Under the null hypothesis $\alpha=\alpha_0$, you should get the MLE $\hat\sigma_\text{NH}^2 = \frac 1 n \sum_{i=1}^n (y_i - \alpha_0)^2. $

Under the alternative hypothesis $\alpha\ne\alpha_0$, you should get two MLEs: $ \hat\alpha = \overline{y}=\frac{y_1+\cdots+y_n}{n} $ $ \hat\sigma_\text{AH}^2 = \frac 1 n \sum_{i=1}^n (y_i-\overline{y})^2. $ (I don't know why you have $n-1$ instead of $n$. We're looking for MLEs, not unbiased estimators.)

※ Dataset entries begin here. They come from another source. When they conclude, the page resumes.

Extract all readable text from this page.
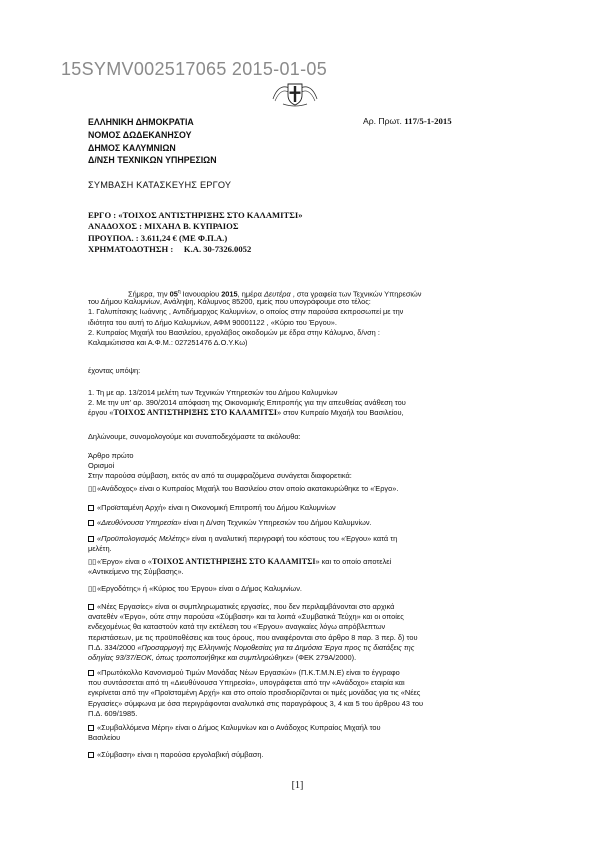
15SYMV002517065 2015-01-05
ΕΛΛΗΝΙΚΗ ΔΗΜΟΚΡΑΤΙΑ
ΝΟΜΟΣ ΔΩΔΕΚΑΝΗΣΟΥ
ΔΗΜΟΣ ΚΑΛΥΜΝΙΩΝ
Δ/ΝΣΗ ΤΕΧΝΙΚΩΝ ΥΠΗΡΕΣΙΩΝ
Αρ. Πρωτ. 117/5-1-2015
ΣΥΜΒΑΣΗ ΚΑΤΑΣΚΕΥΗΣ ΕΡΓΟΥ
ΕΡΓΟ : «ΤΟΙΧΟΣ ΑΝΤΙΣΤΗΡΙΞΗΣ ΣΤΟ ΚΑΛΑΜΙΤΣΙ»
ΑΝΑΔΟΧΟΣ : ΜΙΧΑΗΛ Β. ΚΥΠΡΑΙΟΣ
ΠΡΟΥΠΟΛ. : 3.611,24 € (ΜΕ Φ.Π.Α.)
ΧΡΗΜΑΤΟΔΟΤΗΣΗ :     Κ.Α. 30-7326.0052
Σήμερα, την $05^\eta$ Ιανουαρίου 2015, ημέρα Δευτέρα , στα γραφεία των Τεχνικών Υπηρεσιών
του Δήμου Καλυμνίων, Ανάληψη, Κάλυμνος 85200, εμείς που υπογράφουμε στο τέλος:
1. Γαλυπίτσκης Ιωάννης , Αντιδήμαρχος Καλυμνίων, ο οποίος στην παρούσα εκπροσωπεί με την
ιδιότητα του αυτή το Δήμο Καλυμνίων, ΑΦΜ 90001122 , «Κύριο του Έργου».
2. Κυπραίος Μιχαήλ του Βασιλείου, εργολάβος οικοδομών με έδρα στην Κάλυμνο, δ/νση :
Καλαμιώτισσα και Α.Φ.Μ.: 027251476 Δ.Ο.Υ.Κω)
έχοντας υπόψη:
1. Τη με αρ. 13/2014 μελέτη των Τεχνικών Υπηρεσιών του Δήμου Καλυμνίων
2. Με την υπ' αρ. 390/2014 απόφαση της Οικονομικής Επιτροπής για την απευθείας ανάθεση του
έργου «ΤΟΙΧΟΣ ΑΝΤΙΣΤΗΡΙΞΗΣ ΣΤΟ ΚΑΛΑΜΙΤΣΙ» στον Κυπραίο Μιχαήλ του Βασιλείου,
Δηλώνουμε, συνομολογούμε και συναποδεχόμαστε τα ακόλουθα:
Άρθρο πρώτο
Ορισμοί
Στην παρούσα σύμβαση, εκτός αν από τα συμφραζόμενα συνάγεται διαφορετικά:
▯▯«Ανάδοχος» είναι ο Κυπραίος Μιχαήλ του Βασιλείου στον οποίο ακατακυρώθηκε το «Έργο».
«Προϊσταμένη Αρχή» είναι η Οικονομική Επιτροπή του Δήμου Καλυμνίων
«Διευθύνουσα Υπηρεσία» είναι η Δ/νση Τεχνικών Υπηρεσιών του Δήμου Καλυμνίων.
«Προϋπολογισμός Μελέτης» είναι η αναλυτική περιγραφή του κόστους του «Έργου» κατά τη
μελέτη.
▯▯«Έργο» είναι ο «ΤΟΙΧΟΣ ΑΝΤΙΣΤΗΡΙΞΗΣ ΣΤΟ ΚΑΛΑΜΙΤΣΙ» και το οποίο αποτελεί
«Αντικείμενο της Σύμβασης».
▯▯«Εργοδότης» ή «Κύριος του Έργου» είναι ο Δήμος Καλυμνίων.
«Νέες Εργασίες» είναι οι συμπληρωματικές εργασίες, που δεν περιλαμβάνονται στο αρχικά
ανατεθέν «Έργο», ούτε στην παρούσα «Σύμβαση» και τα λοιπά «Συμβατικά Τεύχη» και οι οποίες
ενδεχομένως θα καταστούν κατά την εκτέλεση του «Έργου» αναγκαίες λόγω απρόβλεπτων
περιστάσεων, με τις προϋποθέσεις και τους όρους, που αναφέρονται στο άρθρο 8 παρ. 3 περ. δ) του
Π.Δ. 334/2000 «Προσαρμογή της Ελληνικής Νομοθεσίας για τα Δημόσια Έργα προς τις διατάξεις της
οδηγίας 93/37/ΕΟΚ, όπως τροποποιήθηκε και συμπληρώθηκε» (ΦΕΚ 279Α/2000).
«Πρωτόκολλο Κανονισμού Τιμών Μονάδας Νέων Εργασιών» (Π.Κ.Τ.Μ.Ν.Ε) είναι το έγγραφο
που συντάσσεται από τη «Διευθύνουσα Υπηρεσία», υπογράφεται από την «Ανάδοχο» εταιρία και
εγκρίνεται από την «Προϊσταμένη Αρχή» και στο οποίο προσδιορίζονται οι τιμές μονάδας για τις «Νέες
Εργασίες» σύμφωνα με όσα περιγράφονται αναλυτικά στις παραγράφους 3, 4 και 5 του άρθρου 43 του
Π.Δ. 609/1985.
«Συμβαλλόμενα Μέρη» είναι ο Δήμος Καλυμνίων και ο Ανάδοχος Κυπραίος Μιχαήλ του
Βασιλείου
«Σύμβαση» είναι η παρούσα εργολαβική σύμβαση.
[1]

The likelihood function is $ L(\alpha,\sigma) = \text{constant}\cdot\frac{1}{\sigma^n} \exp\left( \frac{-1}{2} \sum_{i=1}^n \left(\frac{y_i-\alpha}{\sigma} \right)^2\right), $ so $ \ell = \log L = -n\log\sigma - \frac 1 2 \sum_{i=1}^n \left(\frac{y_i-\alpha}{\sigma} \right)^2. $ When you look at $\ell(\alpha_0,\hat\sigma)$, you might want to write $ \sum_{i=1}^n (y_i-\alpha_0)^2 = n(\alpha_0-\overline{y})^2 + \sum_{i=1}^n (y_i-\overline{y})^2. $

Could it be that you omitted the $-n\log\sigma$ term?